Riguardo alla prima sfida ufficiale del Milan in campionato contro il Bologna, abbiamo intervistato telefonicamente in esclusiva Daniele Arrigoni, tecnico degli emiliani nella stagione 2007-2008.

Quali insidie nasconde al Milan la sfida al Dall’Ara contro il Bologna?

“Per me non è mai facile giocare in quello stadio. In questa fase però tutti hanno le gambe pesanti. So come lavora Pioli con il suo staff: ha caricato molto i suoi, per poterne avere di più nei mesi in divenire, quando gli altri tendono a mollare”.

Sotto quali aspetti Thiago Motta potrebbe contrastare tatticamente Pioli?

“Mi piace come allenatore, ma il Bologna è inferiore al Milan. Gli emiliani hanno inoltre perso molto con il mercato. Deve subito partite con intensità e metterla su quel piano”.

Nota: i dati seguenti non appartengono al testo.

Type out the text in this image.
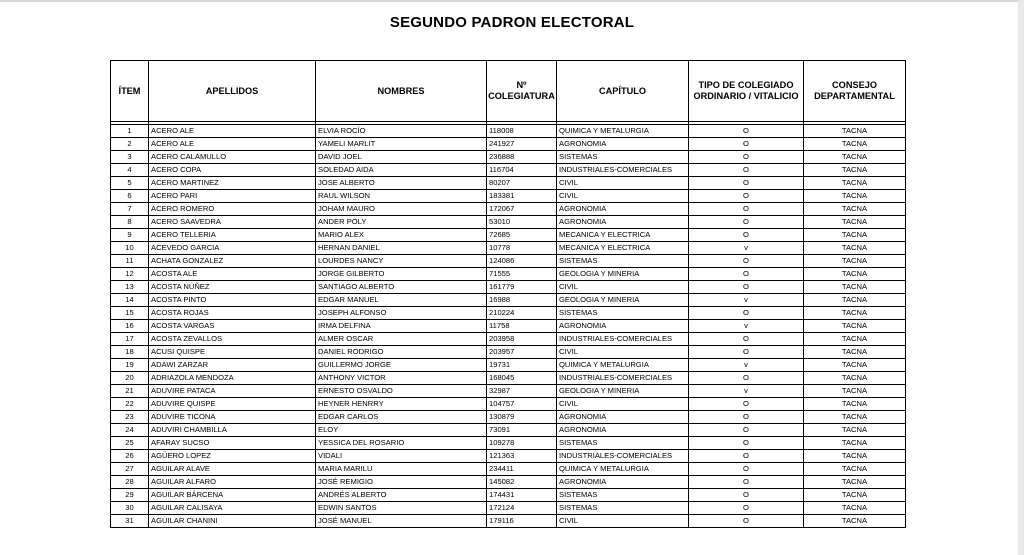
SEGUNDO PADRON ELECTORAL
ÍTEM	APELLIDOS	NOMBRES	Nº COLEGIATURA	CAPÍTULO	TIPO DE COLEGIADO ORDINARIO / VITALICIO	CONSEJO DEPARTAMENTAL

1	ACERO ALE	ELVIA ROCÍO	118008	QUIMICA Y METALURGIA	O	TACNA
2	ACERO ALE	YAMELI MARLIT	241927	AGRONOMIA	O	TACNA
3	ACERO CALAMULLO	DAVID JOEL	236888	SISTEMAS	O	TACNA
4	ACERO COPA	SOLEDAD AIDA	116704	INDUSTRIALES-COMERCIALES	O	TACNA
5	ACERO MARTINEZ	JOSE ALBERTO	80207	CIVIL	O	TACNA
6	ACERO PARI	RAUL WILSON	183381	CIVIL	O	TACNA
7	ACERO ROMERO	JOHAM MAURO	172067	AGRONOMIA	O	TACNA
8	ACERO SAAVEDRA	ANDER POLY	53010	AGRONOMIA	O	TACNA
9	ACERO TELLERIA	MARIO ALEX	72685	MECANICA Y ELECTRICA	O	TACNA
10	ACEVEDO GARCIA	HERNAN DANIEL	10778	MECANICA Y ELECTRICA	v	TACNA
11	ACHATA GONZALEZ	LOURDES NANCY	124086	SISTEMAS	O	TACNA
12	ACOSTA ALE	JORGE GILBERTO	71555	GEOLOGIA Y MINERIA	O	TACNA
13	ACOSTA NÚÑEZ	SANTIAGO ALBERTO	161779	CIVIL	O	TACNA
14	ACOSTA PINTO	EDGAR MANUEL	16988	GEOLOGIA Y MINERIA	v	TACNA
15	ACOSTA ROJAS	JOSEPH ALFONSO	210224	SISTEMAS	O	TACNA
16	ACOSTA VARGAS	IRMA DELFINA	11758	AGRONOMIA	v	TACNA
17	ACOSTA ZEVALLOS	ALMER OSCAR	203958	INDUSTRIALES-COMERCIALES	O	TACNA
18	ACUSI QUISPE	DANIEL RODRIGO	203957	CIVIL	O	TACNA
19	ADAWI ZARZAR	GUILLERMO JORGE	19731	QUIMICA Y METALURGIA	v	TACNA
20	ADRIAZOLA MENDOZA	ANTHONY VICTOR	168045	INDUSTRIALES-COMERCIALES	O	TACNA
21	ADUVIRE PATACA	ERNESTO OSVALDO	32987	GEOLOGIA Y MINERIA	v	TACNA
22	ADUVIRE QUISPE	HEYNER HENRRY	104757	CIVIL	O	TACNA
23	ADUVIRE TICONA	EDGAR CARLOS	130879	AGRONOMIA	O	TACNA
24	ADUVIRI CHAMBILLA	ELOY	73091	AGRONOMIA	O	TACNA
25	AFARAY SUCSO	YESSICA DEL ROSARIO	109278	SISTEMAS	O	TACNA
26	AGÜERO LOPEZ	VIDALI	121363	INDUSTRIALES-COMERCIALES	O	TACNA
27	AGUILAR ALAVE	MARIA MARILU	234411	QUIMICA Y METALURGIA	O	TACNA
28	AGUILAR ALFARO	JOSÉ REMIGIO	145082	AGRONOMIA	O	TACNA
29	AGUILAR BÁRCENA	ANDRÉS ALBERTO	174431	SISTEMAS	O	TACNA
30	AGUILAR CALISAYA	EDWIN SANTOS	172124	SISTEMAS	O	TACNA
31	AGUILAR CHANINI	JOSÉ MANUEL	179116	CIVIL	O	TACNA
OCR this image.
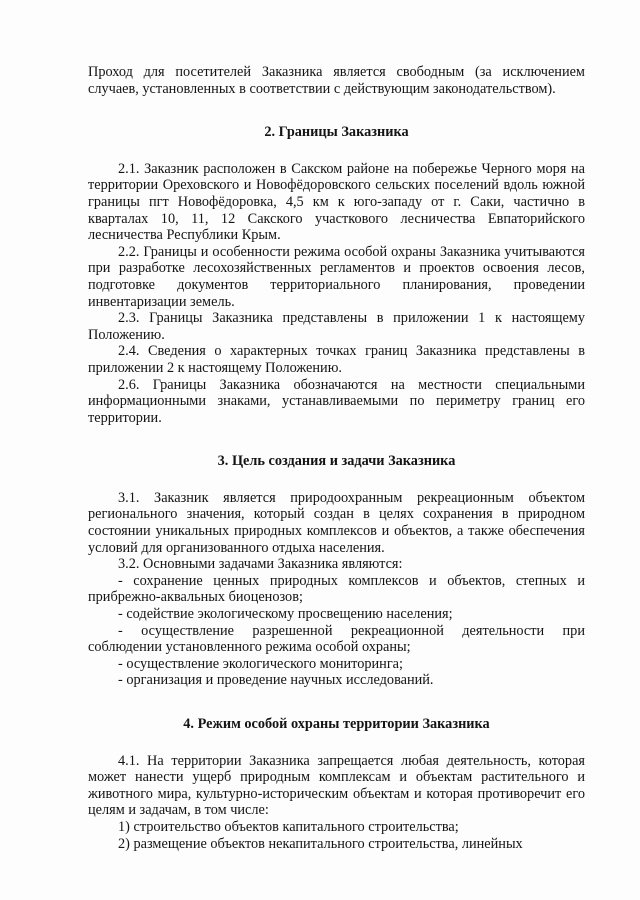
Проход для посетителей Заказника является свободным (за исключением случаев, установленных в соответствии с действующим законодательством).

2. Границы Заказника

2.1. Заказник расположен в Сакском районе на побережье Черного моря на территории Ореховского и Новофёдоровского сельских поселений вдоль южной границы пгт Новофёдоровка, 4,5 км к юго-западу от г. Саки, частично в кварталах 10, 11, 12 Сакского участкового лесничества Евпаторийского лесничества Республики Крым.

2.2. Границы и особенности режима особой охраны Заказника учитываются при разработке лесохозяйственных регламентов и проектов освоения лесов, подготовке документов территориального планирования, проведении инвентаризации земель.

2.3. Границы Заказника представлены в приложении 1 к настоящему Положению.

2.4. Сведения о характерных точках границ Заказника представлены в приложении 2 к настоящему Положению.

2.6. Границы Заказника обозначаются на местности специальными информационными знаками, устанавливаемыми по периметру границ его территории.

3. Цель создания и задачи Заказника

3.1. Заказник является природоохранным рекреационным объектом регионального значения, который создан в целях сохранения в природном состоянии уникальных природных комплексов и объектов, а также обеспечения условий для организованного отдыха населения.

3.2. Основными задачами Заказника являются:

- сохранение ценных природных комплексов и объектов, степных и прибрежно-аквальных биоценозов;

- содействие экологическому просвещению населения;

- осуществление разрешенной рекреационной деятельности при соблюдении установленного режима особой охраны;

- осуществление экологического мониторинга;

- организация и проведение научных исследований.

4. Режим особой охраны территории Заказника

4.1. На территории Заказника запрещается любая деятельность, которая может нанести ущерб природным комплексам и объектам растительного и животного мира, культурно-историческим объектам и которая противоречит его целям и задачам, в том числе:

1) строительство объектов капитального строительства;

2) размещение объектов некапитального строительства, линейных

A proposito di mercato Milan: il neo-acquisto che ti incuriosisce di più?

“Posso citarne due? Dico Chukwueze e Pulisic. Sono molto curioso di vederli in Serie A”.

Da allenatore: il Milan è tecnicamente e tatticamente a posto così?

“No, perché è vero che hanno preso Okafor, ma occorre un’altra prima punta. Okafor è più un attaccante esterno”.

Poni i rossoneri favoriti per lo scudetto?

“No, per me le favorite sono Napoli, Inter e Juve. Occhio anche alla Lazio”.

Per quali ragioni la squadra di Pioli non parte in pole?

“I rossoneri hanno fatto una rivoluzione totale. È vero che Stefano (Pioli ndr), che conosco molto bene, si adatta subito a tutto e cambia tatticamente qualsiasi cosa in modo imprevedibile, ma gli occorre tempo. È una base giovane, pensata per vincere e dominare sul lungo termine, non subito”.

Lo hai conosciuto personalmente: un tuo ricordo di Carlo Mazzone?

“Per me, con il suo modo di fare, ha contributo a cambiare il ruolo dell’allenatore in Italia a livello di immagine, aiutando tutta la categoria. Non ero purtroppo al corrente della sua grave situazione di salute. Sono profondamente dispiaciuto. Ha dato tanto al calcio italiano”.